ILS Colloquium

Agenda

19 February 2015
15:30 - 17:00
Academiegebouw, Kanunikkenzaal

Yoad Winter

Predicates that behave like quantifiers – the case of lexical reciprocity

Universiteit Utrecht, UiL-OTS

One of the biggest challenges for semantic theory is to distinguish predicates from quantifiers. Here are some typical puzzles of this sort:

  • Generics: do sentences like “dogs bark” involve predication over a “kind” or quantification over individuals? [Carlson & Pelletier 1995]
  • Distributivity: do sentences like “the dogs barked” involve predication over a plurality or quantification over singularities? [De Vries 2015]
  • Locative indefinites: do constructions like “far from a gas station” involve predication over a location or quantification over entities? [Mador-Haim & Winter 2015]

In this talk I will address another challenge of this sort, suggest a solution, and put it in the large context of the tension between formalism and lexicalism in semantics. My main claim is that lexical accounts are often advantageous to formal ones. This opens up exciting new areas of research on concepts, relevant for both linguists and psychologists.

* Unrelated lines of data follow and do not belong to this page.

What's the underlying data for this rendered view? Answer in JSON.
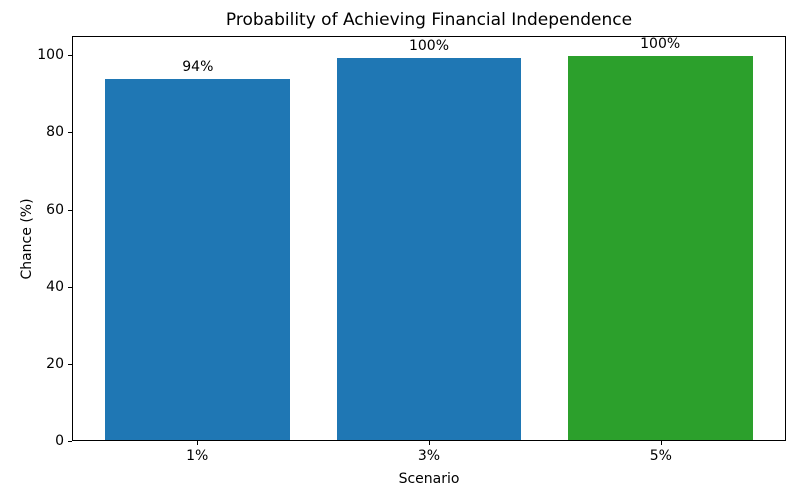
{
  "chart_data": {
    "type": "bar",
    "title": "Probability of Achieving Financial Independence",
    "xlabel": "Scenario",
    "ylabel": "Chance (%)",
    "categories": [
      "1%",
      "3%",
      "5%"
    ],
    "values": [
      94,
      99.5,
      100
    ],
    "bar_labels": [
      "94%",
      "100%",
      "100%"
    ],
    "bar_colors": [
      "#1f77b4",
      "#1f77b4",
      "#2ca02c"
    ],
    "ylim": [
      0,
      105
    ],
    "yticks": [
      0,
      20,
      40,
      60,
      80,
      100
    ],
    "grid": false,
    "legend_position": "none"
  },
  "colors": {
    "background": "#ffffff",
    "spine": "#000000",
    "text": "#000000"
  }
}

The case of lexical reciprocity. Predicates like “meet”, ”cousin”, and ”similar” have a unary guise and a binary guise, roughly related through reciprocity (Dimitriadis 2008). For instance, “A and B met” means more or less the same as “A and B met each other”. How should ‘more or less’ be analyzed? Is one of the two meanings derived from the other? If so, how, and which one of them is basic? In a new theory of this alternation, I will classify two lexical semantic types of ‘reciprocity’. In one type, binary predicates are lexically derived from collective ones by a logical rule. In another type, the alternation is analyzed by Searle’s (1990) notion of *collective intentionality*. The proposal generalizes an old observation that sentences like “A,B and C agree” are irreducible to reciprocal quantification. Further, it illuminates the familiar but previously unruly connections between lexical reciprocity and logical symmetry. Finally, new Hebrew data show advantages of our lexical approach over derivational analyses of reciprocal comitatives.

References

Carlson, G. N. & Pelletier, F. J. (1995), The Generic Book, University of Chicago Press, Chicago.
De Vries, H. (2015), Shifting Sets, Hidden Atoms: the semantics of distributivity, plurality and animacy, PhD thesis, Utrecht University. in prep.
Dimitriadis, A. (2008), Irreducible symmetry in reciprocal constructions, in E. Konig & V. Gast, ed., `Reciprocals and Reflexives: Theoretical and Typological Explorations’. Mouton de Gruyter, Berlin.
Mador-Haim, S. & Winter, Y. (2015), Far from obvious: the semantics of locative indefinites. To appear in Linguistics & Philosophy.
Searle, J. R. (1990), Collective intentions and actions, in P. R. Cohen, J. Morgan & M. E. Pollack, eds, `Intentions in communication’, pp. 401-416. MIT Press, Cambridge, Mass.